Figure 67.3a Computed tomographic classification of diffuse axonal injury (Table 67.3).33 Panel (a) Diffuse injury II; Panel (b) Diffuse injury III; Panel (c) Diffuse injury IV.

These criteria are important for:

These criteria should be recorded following each CT scan, particularly when patients are transferred to secondary or tertiary centres. Examples of typical injuries appear in Figure 67.3a and 67.3b.

The presence of traumatic subarachnoid haemorrhage should be recorded. This is an important index of severity of injury and is relevant for prognostication.19

INTERHOSPITAL TRANSFER

All severely head-injured patients should be managed in a specialised neurotrauma centre in close collaboration with intensive care physicians and neurosurgeons.20 This may involve intra- or interhospital transportation.

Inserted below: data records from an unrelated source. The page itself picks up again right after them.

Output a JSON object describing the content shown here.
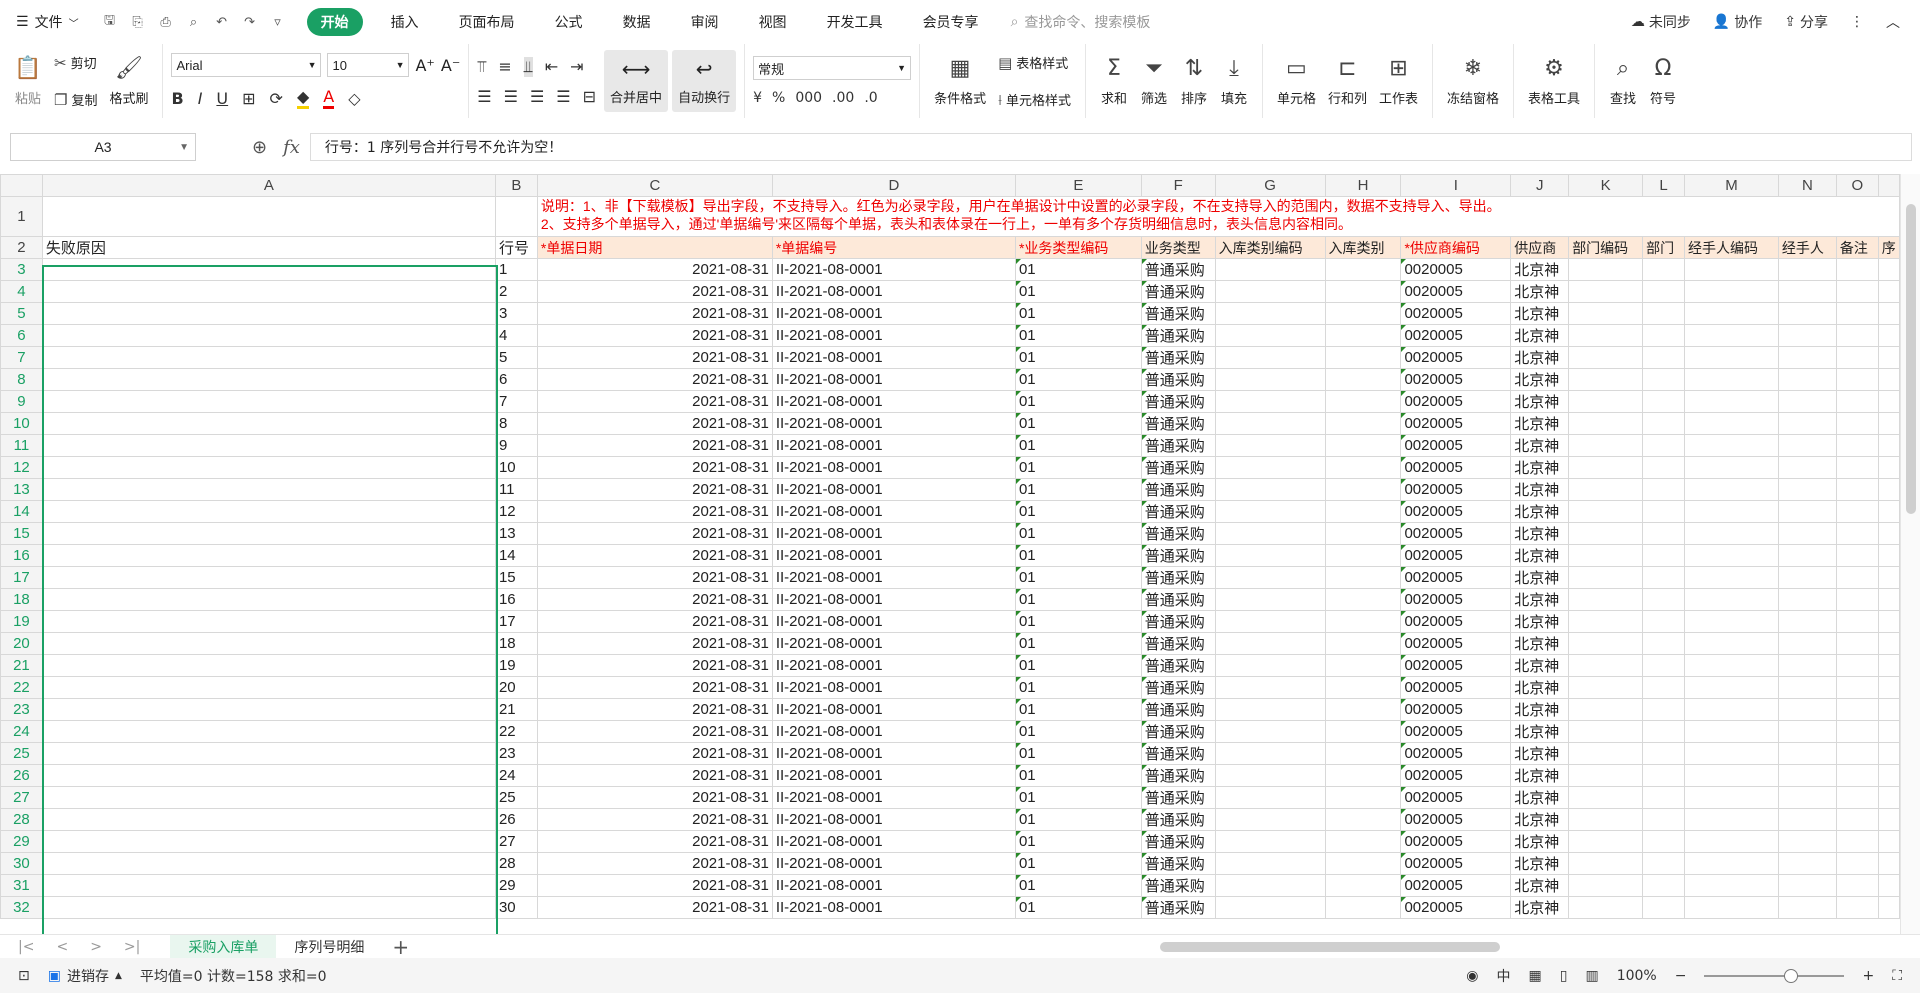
{
  "menubar": {
    "file_label": "文件",
    "tabs": [
      "开始",
      "插入",
      "页面布局",
      "公式",
      "数据",
      "审阅",
      "视图",
      "开发工具",
      "会员专享"
    ],
    "active_tab": "开始",
    "search_placeholder": "查找命令、搜索模板",
    "right": {
      "sync": "未同步",
      "collab": "协作",
      "share": "分享"
    }
  },
  "ribbon": {
    "paste": "粘贴",
    "cut": "剪切",
    "copy": "复制",
    "format_painter": "格式刷",
    "font_name": "Arial",
    "font_size": "10",
    "merge_center": "合并居中",
    "wrap_text": "自动换行",
    "number_format": "常规",
    "cond_format": "条件格式",
    "table_style": "表格样式",
    "cell_style": "单元格样式",
    "sum": "求和",
    "filter": "筛选",
    "sort": "排序",
    "fill": "填充",
    "cell": "单元格",
    "row_col": "行和列",
    "worksheet": "工作表",
    "freeze": "冻结窗格",
    "table_tools": "表格工具",
    "find": "查找",
    "symbol": "符号"
  },
  "formulabar": {
    "namebox": "A3",
    "fx_label": "fx",
    "formula": "行号：1 序列号合并行号不允许为空！"
  },
  "sheet": {
    "columns": [
      "A",
      "B",
      "C",
      "D",
      "E",
      "F",
      "G",
      "H",
      "I",
      "J",
      "K",
      "L",
      "M",
      "N",
      "O"
    ],
    "note_line1": "说明：1、非【下载模板】导出字段，不支持导入。红色为必录字段，用户在单据设计中设置的必录字段，不在支持导入的范围内，数据不支持导入、导出。",
    "note_line2": "2、支持多个单据导入，通过'单据编号'来区隔每个单据，表头和表体录在一行上，一单有多个存货明细信息时，表头信息内容相同。",
    "header_row": {
      "a": "失败原因",
      "b": "行号",
      "c": "*单据日期",
      "d": "*单据编号",
      "e": "*业务类型编码",
      "f": "业务类型",
      "g": "入库类别编码",
      "h": "入库类别",
      "i": "*供应商编码",
      "j": "供应商",
      "k": "部门编码",
      "l": "部门",
      "m": "经手人编码",
      "n": "经手人",
      "o": "备注",
      "p": "序"
    },
    "data_row_template": {
      "date": "2021-08-31",
      "doc_no": "II-2021-08-0001",
      "biz_code": "01",
      "biz_type": "普通采购",
      "vendor_code": "0020005",
      "vendor": "北京神"
    },
    "row_numbers": [
      "3",
      "4",
      "5",
      "6",
      "7",
      "8",
      "9",
      "10",
      "11",
      "12",
      "13",
      "14",
      "15",
      "16",
      "17",
      "18",
      "19",
      "20",
      "21",
      "22",
      "23",
      "24",
      "25",
      "26",
      "27",
      "28",
      "29",
      "30",
      "31",
      "32"
    ],
    "line_numbers": [
      "1",
      "2",
      "3",
      "4",
      "5",
      "6",
      "7",
      "8",
      "9",
      "10",
      "11",
      "12",
      "13",
      "14",
      "15",
      "16",
      "17",
      "18",
      "19",
      "20",
      "21",
      "22",
      "23",
      "24",
      "25",
      "26",
      "27",
      "28",
      "29",
      "30"
    ]
  },
  "sheet_tabs": [
    "采购入库单",
    "序列号明细"
  ],
  "active_sheet": "采购入库单",
  "statusbar": {
    "mode": "进销存",
    "stats": "平均值=0  计数=158  求和=0",
    "zoom": "100%"
  },
  "colors": {
    "accent": "#1aa064",
    "required": "#e00000",
    "header_fill": "#fde9d9"
  }
}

This is a potentially hazardous exercise and has the potential to adversely affect outcome by causing secondary insults. Consequently, appropriately skilled and equipped personnel should only do this once resuscitation, stabilisation and initial imaging are completed.

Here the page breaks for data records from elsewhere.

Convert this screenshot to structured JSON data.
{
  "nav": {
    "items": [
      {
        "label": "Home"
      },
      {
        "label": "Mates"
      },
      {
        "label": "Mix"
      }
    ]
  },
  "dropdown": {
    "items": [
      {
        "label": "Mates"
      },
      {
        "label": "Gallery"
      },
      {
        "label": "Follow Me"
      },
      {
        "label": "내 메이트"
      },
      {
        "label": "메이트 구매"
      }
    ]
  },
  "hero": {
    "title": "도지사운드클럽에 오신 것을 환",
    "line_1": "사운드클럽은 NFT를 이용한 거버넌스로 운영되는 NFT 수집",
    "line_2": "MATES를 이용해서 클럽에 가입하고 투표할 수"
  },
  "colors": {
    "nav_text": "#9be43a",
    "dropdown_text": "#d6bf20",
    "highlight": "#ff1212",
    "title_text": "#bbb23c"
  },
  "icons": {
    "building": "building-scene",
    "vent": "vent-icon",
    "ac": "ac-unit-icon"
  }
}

A full primary and secondary survey and review of all documentation and investigation is required following transfer to a secondary or tertiary centre.

INTENSIVE CARE MANAGEMENT

There is no standard or uniform method of managing traumatic brain injury in the ICU. Most practices are determined by local preferences and experience, caseload and resources. The Brain Trauma Foundation of the American Association of Neurological Surgeons21 and the European Brain Injury Consortium22 have published evidence-based management guidelines for the management of severe brain injury. These publications provide very few standards by which to direct therapy and the majority of issues addressed are presented either as management guidelines or options.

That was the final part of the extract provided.